На третий год в Сирию пришел мор, ибо он всегда идет по стопам войны, зарождаясь везде, где скапливается несметное множество разлагающихся трупов. Вся Сирия была как одна огромная разверстая могила. Вымирали целые народы, а вместе с ними забывались их наречия и обычаи. Мор добивал тех, кого пощадила война. У обеих армий, и у Хоремхеба, и у хеттов, он вызвал столько жертв, что военные действия прекратились и войска бежали в горы или в пустыню, подальше от повальной заразы. Мор не разбирал ни чинов, ни званий: благородные и простолюдины, богатые и бедные были его жертвами, и не было от него спасения. Те, кто заболевал, ложились, укрывались с головой и чаще всего умирали за три дня. У тех, кто выжил, оставались ужасные рубцы под мышками и в паху; по мере выздоровления приходилось выдавливать накопившуюся там жидкость.
Эта болезнь и убивала, и щадила без разбора. Не всегда выживали самые сильные и здоровые, но часто в живых оставались слабые и истощенные, как будто болезнь понимала, что здесь ей нечем поживиться.
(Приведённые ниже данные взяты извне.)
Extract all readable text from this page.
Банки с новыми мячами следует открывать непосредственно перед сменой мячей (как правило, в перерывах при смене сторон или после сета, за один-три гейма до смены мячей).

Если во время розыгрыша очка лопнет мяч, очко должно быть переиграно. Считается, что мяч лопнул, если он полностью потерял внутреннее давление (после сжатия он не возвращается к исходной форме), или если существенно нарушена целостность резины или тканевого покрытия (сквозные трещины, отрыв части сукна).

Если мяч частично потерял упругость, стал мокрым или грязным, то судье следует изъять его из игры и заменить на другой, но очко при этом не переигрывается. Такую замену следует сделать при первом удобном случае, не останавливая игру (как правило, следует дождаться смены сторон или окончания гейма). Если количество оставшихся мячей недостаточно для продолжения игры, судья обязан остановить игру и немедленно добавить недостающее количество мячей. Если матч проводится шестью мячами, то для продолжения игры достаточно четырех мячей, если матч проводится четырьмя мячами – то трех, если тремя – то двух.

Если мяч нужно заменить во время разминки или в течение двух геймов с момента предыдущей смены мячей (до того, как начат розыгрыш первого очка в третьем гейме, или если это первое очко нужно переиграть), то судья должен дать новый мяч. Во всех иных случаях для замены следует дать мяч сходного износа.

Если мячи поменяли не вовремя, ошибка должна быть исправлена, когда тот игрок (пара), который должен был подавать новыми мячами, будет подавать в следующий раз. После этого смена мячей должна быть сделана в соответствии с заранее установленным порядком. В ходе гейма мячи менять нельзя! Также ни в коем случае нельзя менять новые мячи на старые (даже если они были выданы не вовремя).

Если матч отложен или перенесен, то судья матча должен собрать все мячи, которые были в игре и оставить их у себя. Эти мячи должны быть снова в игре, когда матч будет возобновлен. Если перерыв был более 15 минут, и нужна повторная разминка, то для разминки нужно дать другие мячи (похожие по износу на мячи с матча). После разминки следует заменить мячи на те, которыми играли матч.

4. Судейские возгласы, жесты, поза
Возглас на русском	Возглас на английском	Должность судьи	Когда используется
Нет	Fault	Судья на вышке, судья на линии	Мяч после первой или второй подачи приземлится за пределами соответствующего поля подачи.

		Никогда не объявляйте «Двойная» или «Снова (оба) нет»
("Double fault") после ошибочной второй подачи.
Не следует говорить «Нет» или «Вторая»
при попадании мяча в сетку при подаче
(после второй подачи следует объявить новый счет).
Наконец я стал делать самые обильные кровопускания и запрещал есть на протяжении всей болезни. Многих я излечивал таким способом, но столько же умерло, и я не был уверен в правильности этого способа лечения. И все-таки я должен был что-то делать для них, чтобы они не утратили веру в мое искусство. Больные, которые теряют веру в выздоровление и в мастерство своего врача, умирают чаще тех, кто верит и в то, и в другое. Я лечил лучше, чем многие другие, ибо по крайней мере больным это обходилось дешевле.
Корабли завезли чуму в Египет. Но здесь умерло меньше народу. Чума потеряла свою силу, и выздоровевших было больше, чем умерших. Она ушла из страны в тот же год с началом половодья. Зимой она ушла и из Сирии, что дало возможность Хоремхебу снова собрать свои войска и продолжить войну. Следующей весной он перевалил через горы на равнину Мегиддо и победил хеттов в великой битве. Когда Бурнабуриаш Вавилонский увидел успехи Хоремхеба, он воспрял духом и вспомнил о союзе с Египтом. Он послал войска туда, где раньше была земля Митанни, и прогнал хеттов с их пастбищ в Нахарани. Когда хетты поняли, что разоренная Сирия теперь вне пределов досягаемости, они предложили мир, будучи мудрыми воителями и бережливыми людьми и не желая рисковать своими колесницами во имя пустой славы, тем более что колесницы были им нужны для усмирения Вавилона.
Хоремхеб обрадовался миру. Его войско сократилось, а война истощила Египет. Он хотел укрепить Сирию и ее торговлю и таким образом получить от этой страны какую-то выгоду. Он согласился заключить мир при условии, что хетты отдадут Мегиддо, который Азиру сделал своей столицей, укрепив его неприступными стенами и башнями. И вот хетты взяли Азиру в плен и, отобрав у него огромные богатства, которые он собрал туда со всей Сирии, привели его, закованного в цепи, вместе с женой и двумя сыновьями к Хоремхебу. Затем они разграбили Мегиддо и погнали стада и гурты Амурру на север, прочь из страны, которая, по условиям мира, была теперь под властью Египта.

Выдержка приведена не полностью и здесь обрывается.